I know this one sounds a little stereotypical, but bear with me, squiders.

Somewhere in my early teens I received a box set of the Lord of the Rings trilogy (and The Hobbit). I still have the books, though not the box. Okay, to be fair, I loaned The Two Towers to a friend in high school, who never gave it back (TODD), but I found an identical copy at a thrift store so it’s fine.

My dad read The Hobbit to me as a child, but I didn’t pick the rest of the books up until I was in late high school, when I was going through some emotional turmoil (my sister and my best friend were dating, and had hidden the relationship from me for some months before I found out, so I was feeling betrayed that they hadn’t told me and lonely because it felt like I’d lost my relationship with both in one fell swoop).

And there was something very comforting in that story at the moment in my life. Maybe it was the way that Sam stuck by Frodo through thick and thin, or Aragorn, or how Legolas and Gimli overcame centuries of racial hate to become the best of friends. Whatever it was, reading through those books, appendices and all, really helped me, and I will be forever grateful, even though re-reading them has never had anywhere near the same impact.

These were not my first foray into epic fantasy (I’d found the Shannara books by Terry Brooks when I was 12), so I didn’t personally run into the whole fact that a lot of epic fantasy is just LOTR rip-offs thing (and by the early 2000s epic fantasy was changing enough that it wasn’t necessarily true).

A few years ago I took an excellent course through Coursera, called Online Games: Literature, New Media, and Narrative, offered through Vanderbilt University. It’s honestly one of the best courses I’ve ever taken. In it, we used the Lord of the Rings to explore differences in narrative between different forms of media.
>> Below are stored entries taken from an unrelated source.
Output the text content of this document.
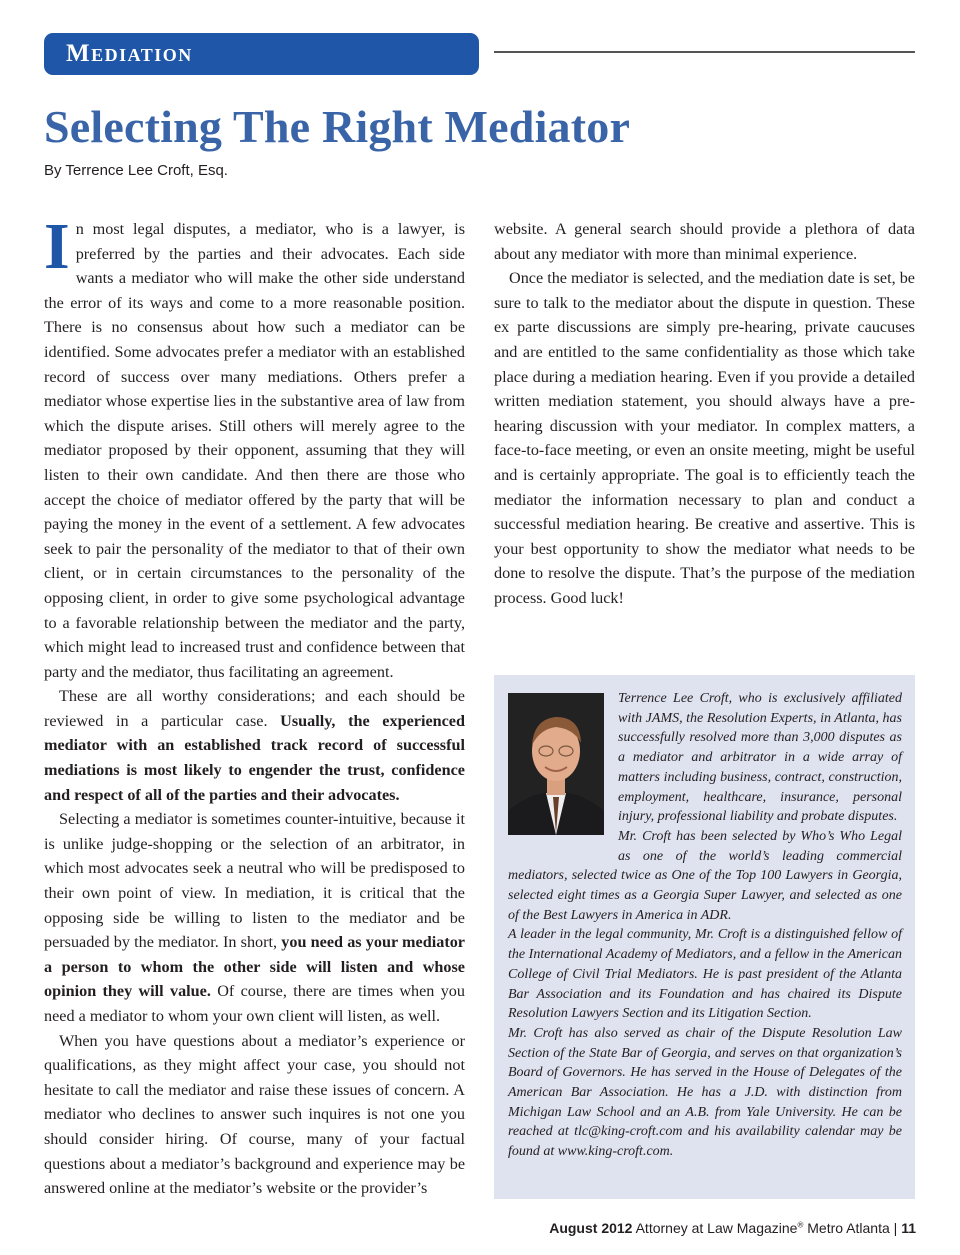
Mediation
Selecting The Right Mediator
By Terrence Lee Croft, Esq.

In most legal disputes, a mediator, who is a lawyer, is preferred by the parties and their advocates. Each side wants a mediator who will make the other side understand the error of its ways and come to a more reasonable position. There is no consensus about how such a mediator can be identified. Some advocates prefer a mediator with an established record of success over many mediations. Others prefer a mediator whose expertise lies in the substantive area of law from which the dispute arises. Still others will merely agree to the mediator proposed by their opponent, assuming that they will listen to their own candidate. And then there are those who accept the choice of mediator offered by the party that will be paying the money in the event of a settlement. A few advocates seek to pair the personality of the mediator to that of their own client, or in certain circumstances to the personality of the opposing client, in order to give some psychological advantage to a favorable relationship between the mediator and the party, which might lead to increased trust and confidence between that party and the mediator, thus facilitating an agreement.

These are all worthy considerations; and each should be reviewed in a particular case. Usually, the experienced mediator with an established track record of successful mediations is most likely to engender the trust, confidence and respect of all of the parties and their advocates.

Selecting a mediator is sometimes counter-intuitive, because it is unlike judge-shopping or the selection of an arbitrator, in which most advocates seek a neutral who will be predisposed to their own point of view. In mediation, it is critical that the opposing side be willing to listen to the mediator and be persuaded by the mediator. In short, you need as your mediator a person to whom the other side will listen and whose opinion they will value. Of course, there are times when you need a mediator to whom your own client will listen, as well.

When you have questions about a mediator’s experience or qualifications, as they might affect your case, you should not hesitate to call the mediator and raise these issues of concern. A mediator who declines to answer such inquires is not one you should consider hiring. Of course, many of your factual questions about a mediator’s background and experience may be answered online at the mediator’s website or the provider’s

website. A general search should provide a plethora of data about any mediator with more than minimal experience.

Once the mediator is selected, and the mediation date is set, be sure to talk to the mediator about the dispute in question. These ex parte discussions are simply pre-hearing, private caucuses and are entitled to the same confidentiality as those which take place during a mediation hearing. Even if you provide a detailed written mediation statement, you should always have a pre-hearing discussion with your mediator. In complex matters, a face-to-face meeting, or even an onsite meeting, might be useful and is certainly appropriate. The goal is to efficiently teach the mediator the information necessary to plan and conduct a successful mediation hearing. Be creative and assertive. This is your best opportunity to show the mediator what needs to be done to resolve the dispute. That’s the purpose of the mediation process. Good luck!

Terrence Lee Croft, who is exclusively affiliated with JAMS, the Resolution Experts, in Atlanta, has successfully resolved more than 3,000 disputes as a mediator and arbitrator in a wide array of matters including business, contract, construction, employment, healthcare, insurance, personal injury, professional liability and probate disputes.

Mr. Croft has been selected by Who’s Who Legal as one of the world’s leading commercial mediators, selected twice as One of the Top 100 Lawyers in Georgia, selected eight times as a Georgia Super Lawyer, and selected as one of the Best Lawyers in America in ADR.

A leader in the legal community, Mr. Croft is a distinguished fellow of the International Academy of Mediators, and a fellow in the American College of Civil Trial Mediators. He is past president of the Atlanta Bar Association and its Foundation and has chaired its Dispute Resolution Lawyers Section and its Litigation Section.

Mr. Croft has also served as chair of the Dispute Resolution Law Section of the State Bar of Georgia, and serves on that organization’s Board of Governors. He has served in the House of Delegates of the American Bar Association. He has a J.D. with distinction from Michigan Law School and an A.B. from Yale University. He can be reached at tlc@king-croft.com and his availability calendar may be found at www.king-croft.com.

August 2012 Attorney at Law Magazine® Metro Atlanta | 11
Each week we’d watch part of the movies, read part of the books, and play a section of Lord of the Rings Online (excellent game, little bit addictive, plus you can turn into a chicken and try out a chicken run, which is where you try to get from the Shire to somewhere else without getting eaten by anything). We also read a lot of romantic (the time period, not like, modern romance) poems and stories, which were the start of modern fantasy.

(I almost made it to Rivendell as a chicken once. It was in sight when I was killed by a giant bug.)

So, I appreciate the books for being there when I needed them. I appreciate the characters, who, for the most part, are good people and willing to help their friends and family, no matter what. I appreciate the movies, even though they are very long, and I appreciate the source material for being there to teach me really cool things years later.

Thoughts on the Lord of the Rings, squiders?